Rounding out the top three was a woman, a nun named Sister Olympia who placed four orders in 1849. Her high number of orders reflects the work of a woman in education (in May 1849, for example, she ordered fifty catechisms).  As a member of the Sisters of Charity of St. Joseph, Sister Olympia worked at St. Vincent’s Free School in St. Louis where she could put her catechisms to use teaching the city’s growing Catholic youth.

In all, 1849 is a great year for analysis, one that has been well-identified in terms of purchasers (relative to the other years studied, it has a much small percentage of unidentified purchasers). With a good understanding of who the individuals making purchases were and where they were located, we can begin to look at what they were buying. Bianca has done amazing work analyzing the works purchased in 1846, noting that nearly 350 unique items were purchased in that year. 1849 has fewer purchases than 1846, but I anticipate that it has as much variation in the titles sold.

A typical page from the ledger, showing orders in June 1849 from Father Siegrist, Father Dahmen, and Sister Genevieve.

A typical page from the ledger, showing orders in June 1849 from Father Siegrist, Father Dahmen, and Sister Genevieve.

Over the next few weeks, I will begin marking each item ordered in 1849, organizing them by order number to keep track of who was buying what.
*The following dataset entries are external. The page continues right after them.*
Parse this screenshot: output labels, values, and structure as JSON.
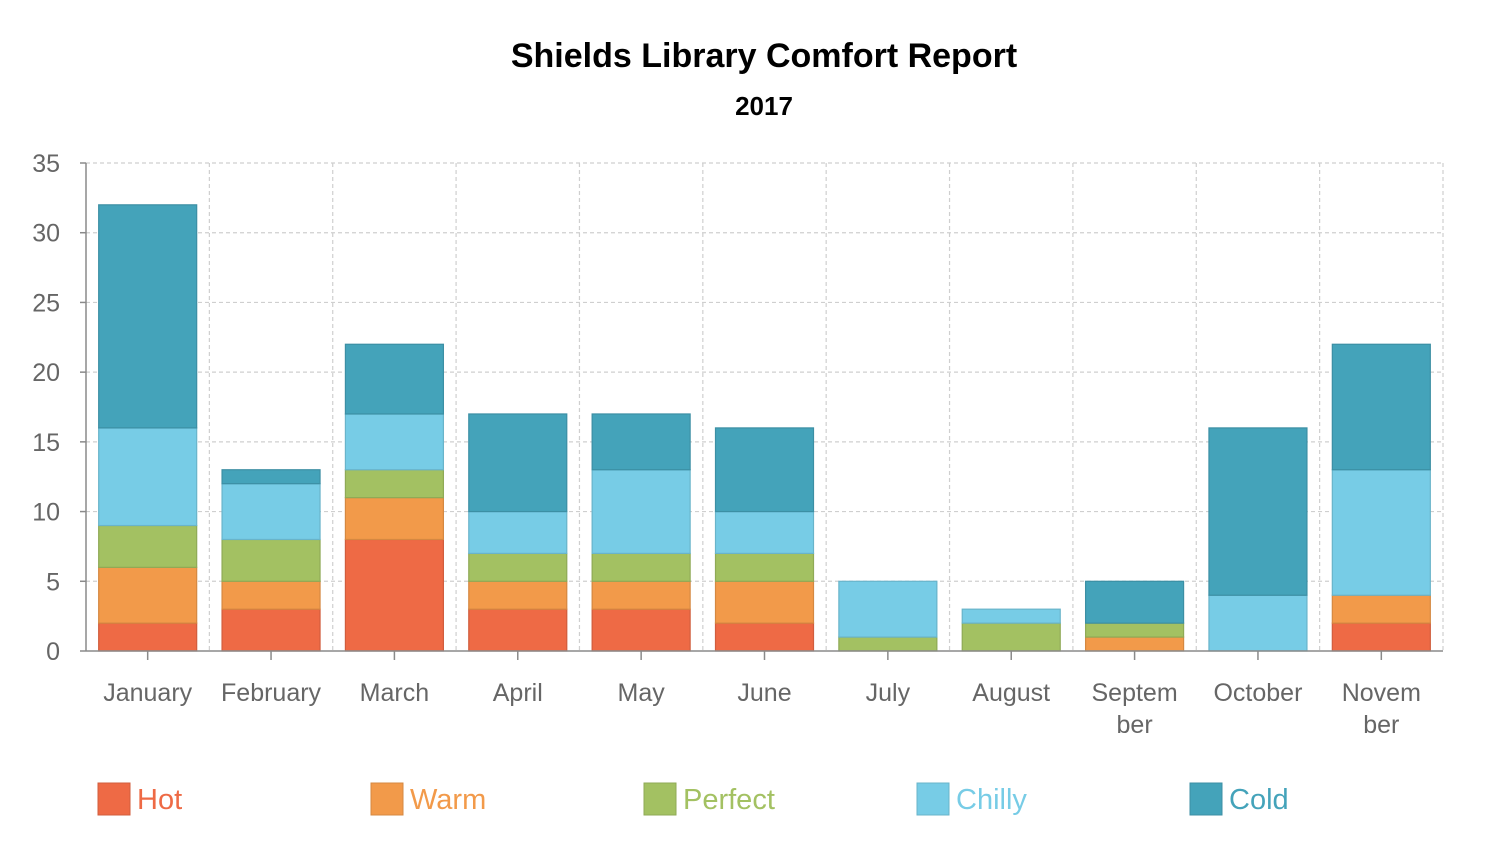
{
  "chart_data": {
    "type": "bar",
    "stacked": true,
    "title": "Shields Library Comfort Report",
    "subtitle": "2017",
    "xlabel": "",
    "ylabel": "",
    "ylim": [
      0,
      35
    ],
    "yticks": [
      0,
      5,
      10,
      15,
      20,
      25,
      30,
      35
    ],
    "grid": true,
    "legend_position": "bottom",
    "categories": [
      "January",
      "February",
      "March",
      "April",
      "May",
      "June",
      "July",
      "August",
      "September",
      "October",
      "November"
    ],
    "category_label_lines": [
      [
        "January"
      ],
      [
        "February"
      ],
      [
        "March"
      ],
      [
        "April"
      ],
      [
        "May"
      ],
      [
        "June"
      ],
      [
        "July"
      ],
      [
        "August"
      ],
      [
        "Septem",
        "ber"
      ],
      [
        "October"
      ],
      [
        "Novem",
        "ber"
      ]
    ],
    "series": [
      {
        "name": "Hot",
        "color": "#ee6a45",
        "values": [
          2,
          3,
          8,
          3,
          3,
          2,
          0,
          0,
          0,
          0,
          2
        ]
      },
      {
        "name": "Warm",
        "color": "#f29a4a",
        "values": [
          4,
          2,
          3,
          2,
          2,
          3,
          0,
          0,
          1,
          0,
          2
        ]
      },
      {
        "name": "Perfect",
        "color": "#a3c162",
        "values": [
          3,
          3,
          2,
          2,
          2,
          2,
          1,
          2,
          1,
          0,
          0
        ]
      },
      {
        "name": "Chilly",
        "color": "#77cce6",
        "values": [
          7,
          4,
          4,
          3,
          6,
          3,
          4,
          1,
          0,
          4,
          9
        ]
      },
      {
        "name": "Cold",
        "color": "#44a3ba",
        "values": [
          16,
          1,
          5,
          7,
          4,
          6,
          0,
          0,
          3,
          12,
          9
        ]
      }
    ]
  }
}
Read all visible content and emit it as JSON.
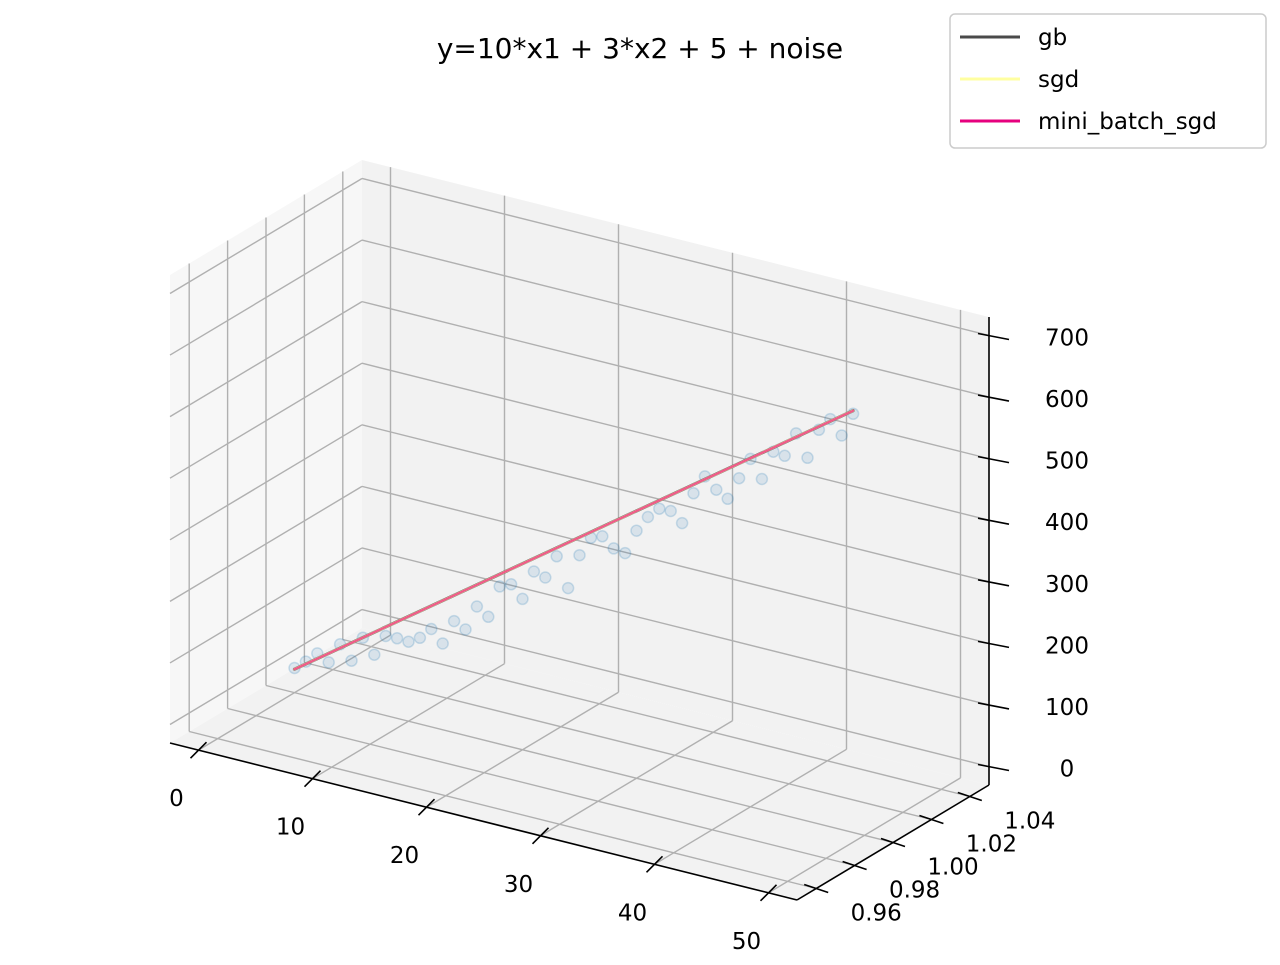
{
  "chart_data": {
    "type": "scatter",
    "projection": "3d",
    "title": "y=10*x1 + 3*x2 + 5 + noise",
    "xlabel": "",
    "ylabel": "",
    "zlabel": "",
    "grid": true,
    "legend_position": "top-right",
    "xlim": [
      -2.5,
      52.5
    ],
    "ylim": [
      0.95,
      1.05
    ],
    "zlim": [
      -30,
      730
    ],
    "x_ticks": [
      "0",
      "10",
      "20",
      "30",
      "40",
      "50"
    ],
    "y_ticks": [
      "0.96",
      "0.98",
      "1.00",
      "1.02",
      "1.04"
    ],
    "z_ticks": [
      "0",
      "100",
      "200",
      "300",
      "400",
      "500",
      "600",
      "700"
    ],
    "scatter": {
      "y_value": 1.0,
      "color": "#1f77b4",
      "x": [
        0,
        1,
        2,
        3,
        4,
        5,
        6,
        7,
        8,
        9,
        10,
        11,
        12,
        13,
        14,
        15,
        16,
        17,
        18,
        19,
        20,
        21,
        22,
        23,
        24,
        25,
        26,
        27,
        28,
        29,
        30,
        31,
        32,
        33,
        34,
        35,
        36,
        37,
        38,
        39,
        40,
        41,
        42,
        43,
        44,
        45,
        46,
        47,
        48,
        49
      ],
      "z": [
        10,
        25,
        43,
        33,
        67,
        45,
        87,
        64,
        99,
        100,
        99,
        110,
        129,
        110,
        151,
        142,
        184,
        172,
        226,
        234,
        215,
        264,
        259,
        298,
        251,
        309,
        342,
        349,
        334,
        331,
        372,
        399,
        417,
        418,
        403,
        456,
        488,
        471,
        461,
        499,
        535,
        507,
        556,
        554,
        595,
        560,
        610,
        632,
        610,
        650
      ]
    },
    "series": [
      {
        "name": "gb",
        "color": "#4a4a4a",
        "x": [
          0,
          49
        ],
        "z": [
          8,
          655
        ]
      },
      {
        "name": "sgd",
        "color": "#ffffa0",
        "x": [
          0,
          49
        ],
        "z": [
          8,
          655
        ]
      },
      {
        "name": "mini_batch_sgd",
        "color": "#e6007e",
        "x": [
          0,
          49
        ],
        "z": [
          8,
          655
        ]
      }
    ]
  }
}
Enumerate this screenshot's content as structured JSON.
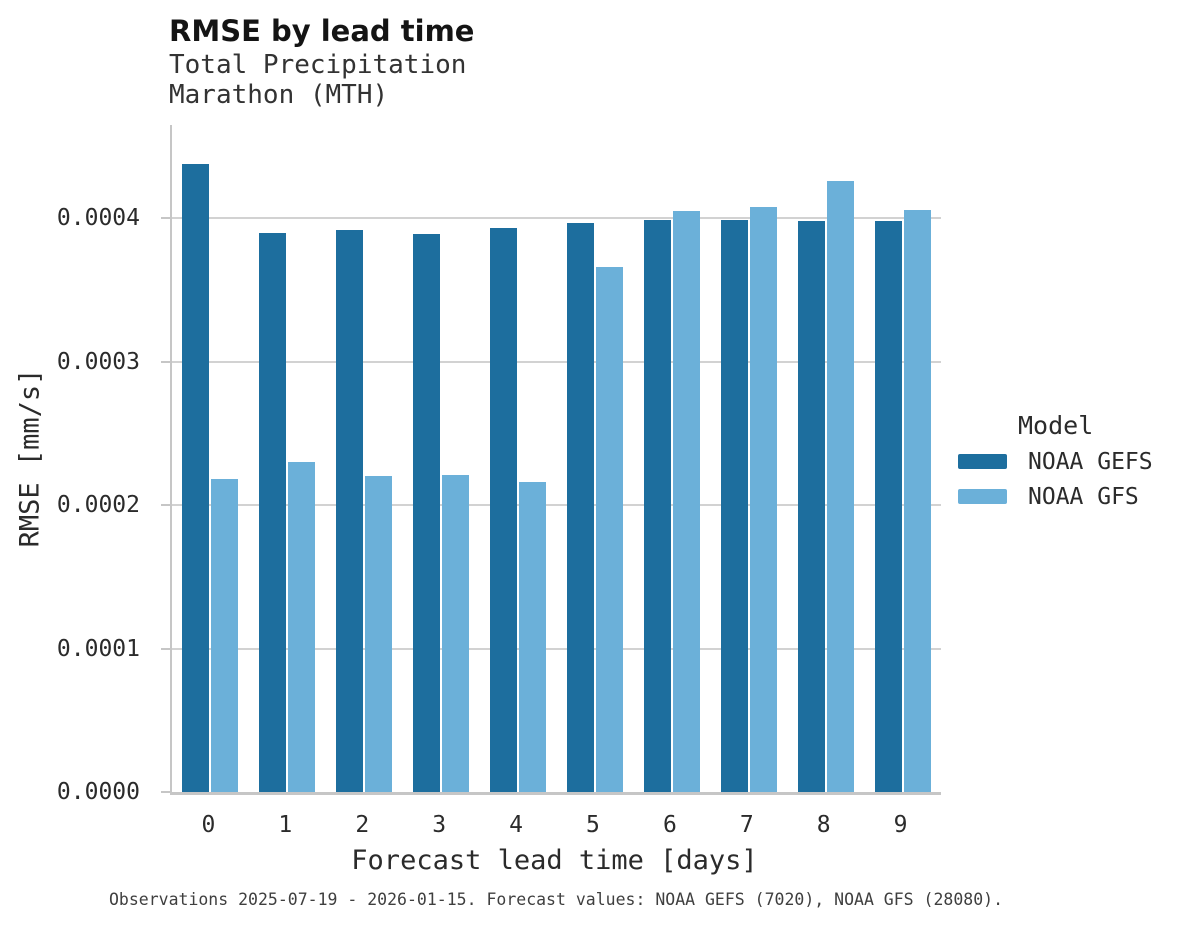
{
  "chart_data": {
    "type": "bar",
    "title": "RMSE by lead time",
    "subtitle": [
      "Total Precipitation",
      "Marathon (MTH)"
    ],
    "categories": [
      "0",
      "1",
      "2",
      "3",
      "4",
      "5",
      "6",
      "7",
      "8",
      "9"
    ],
    "series": [
      {
        "name": "NOAA GEFS",
        "color": "#1d6e9e",
        "values": [
          0.000438,
          0.00039,
          0.000392,
          0.000389,
          0.000393,
          0.000397,
          0.000399,
          0.000399,
          0.000398,
          0.000398
        ]
      },
      {
        "name": "NOAA GFS",
        "color": "#6bb0d9",
        "values": [
          0.000218,
          0.00023,
          0.00022,
          0.000221,
          0.000216,
          0.000366,
          0.000405,
          0.000408,
          0.000426,
          0.000406
        ]
      }
    ],
    "xlabel": "Forecast lead time [days]",
    "ylabel": "RMSE [mm/s]",
    "ylim": [
      0,
      0.000465
    ],
    "yticks": [
      0,
      0.0001,
      0.0002,
      0.0003,
      0.0004
    ],
    "ytick_labels": [
      "0.0000",
      "0.0001",
      "0.0002",
      "0.0003",
      "0.0004"
    ],
    "grid": "horizontal",
    "legend": {
      "title": "Model",
      "position": "right-center"
    },
    "caption": "Observations 2025-07-19 - 2026-01-15. Forecast values: NOAA GEFS (7020), NOAA GFS (28080)."
  },
  "style": {
    "grid_color": "#d2d2d2",
    "spine_color": "#c6c6c6",
    "text_color": "#2b2b2b"
  }
}
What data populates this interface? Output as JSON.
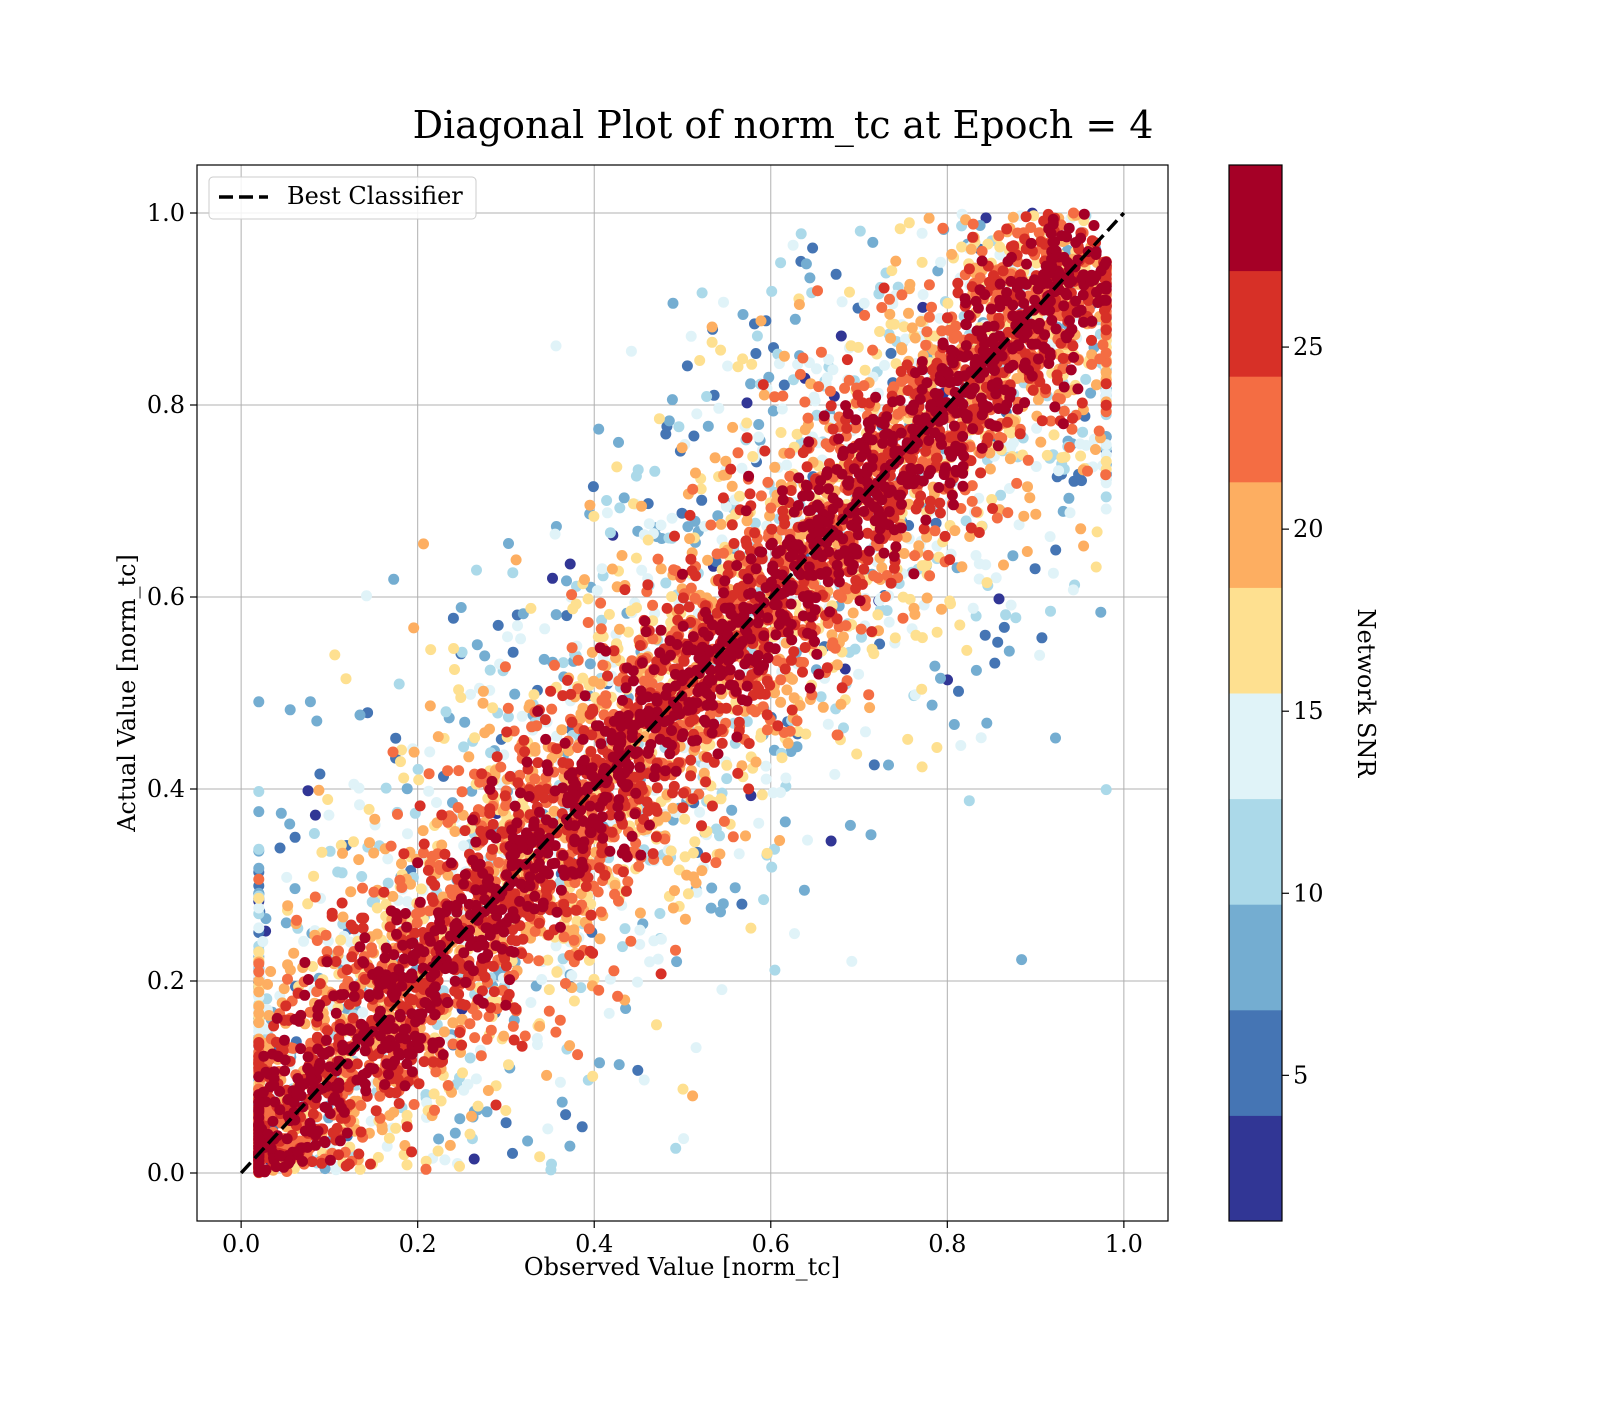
{
  "chart_data": {
    "type": "scatter",
    "title": "Diagonal Plot of norm_tc at Epoch = 4",
    "xlabel": "Observed Value [norm_tc]",
    "ylabel": "Actual Value [norm_tc]",
    "xlim": [
      -0.05,
      1.05
    ],
    "ylim": [
      -0.05,
      1.05
    ],
    "xticks": [
      "0.0",
      "0.2",
      "0.4",
      "0.6",
      "0.8",
      "1.0"
    ],
    "yticks": [
      "0.0",
      "0.2",
      "0.4",
      "0.6",
      "0.8",
      "1.0"
    ],
    "grid": true,
    "legend": {
      "placement": "top-left",
      "entries": [
        "Best Classifier"
      ]
    },
    "reference_line": {
      "name": "Best Classifier",
      "style": "dashed",
      "color": "#000000",
      "x": [
        0,
        1
      ],
      "y": [
        0,
        1
      ]
    },
    "colorbar": {
      "label": "Network SNR",
      "range": [
        1,
        30
      ],
      "boundaries": [
        1,
        3.9,
        6.8,
        9.7,
        12.6,
        15.5,
        18.4,
        21.3,
        24.2,
        27.1,
        30
      ],
      "colors": [
        "#313695",
        "#4575b4",
        "#74add1",
        "#abd9e9",
        "#e0f3f8",
        "#fee090",
        "#fdae61",
        "#f46d43",
        "#d73027",
        "#a50026"
      ],
      "ticks": [
        5,
        10,
        15,
        20,
        25
      ],
      "tick_labels": [
        "5",
        "10",
        "15",
        "20",
        "25"
      ]
    },
    "color_by": "Network SNR",
    "distribution": {
      "description_points": 0,
      "band_core_halfwidth_high_snr": 0.07,
      "snr_color_map": "RdYlBu_r"
    }
  }
}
By the end, I should be left with a list that shows each respective book ordered, the number of transactions that included a specific book, the number of copies sold in each transaction, and the price charged per copy in each order. Creating this list will open a number of different paths for further analysis, including comparing the prices the Jesuits charged their respective customers and which books were most widely bought. However, I am most excited to use the list of titles to begin investigating what these books said about mid-century Catholicism. I hope to conduct research on the titles, producing at a minimum a few sentences on each work in order to understand what these pioneer priests and Catholics were reading. My work for the last few months has been building towards this study and I am excited to begin working on it.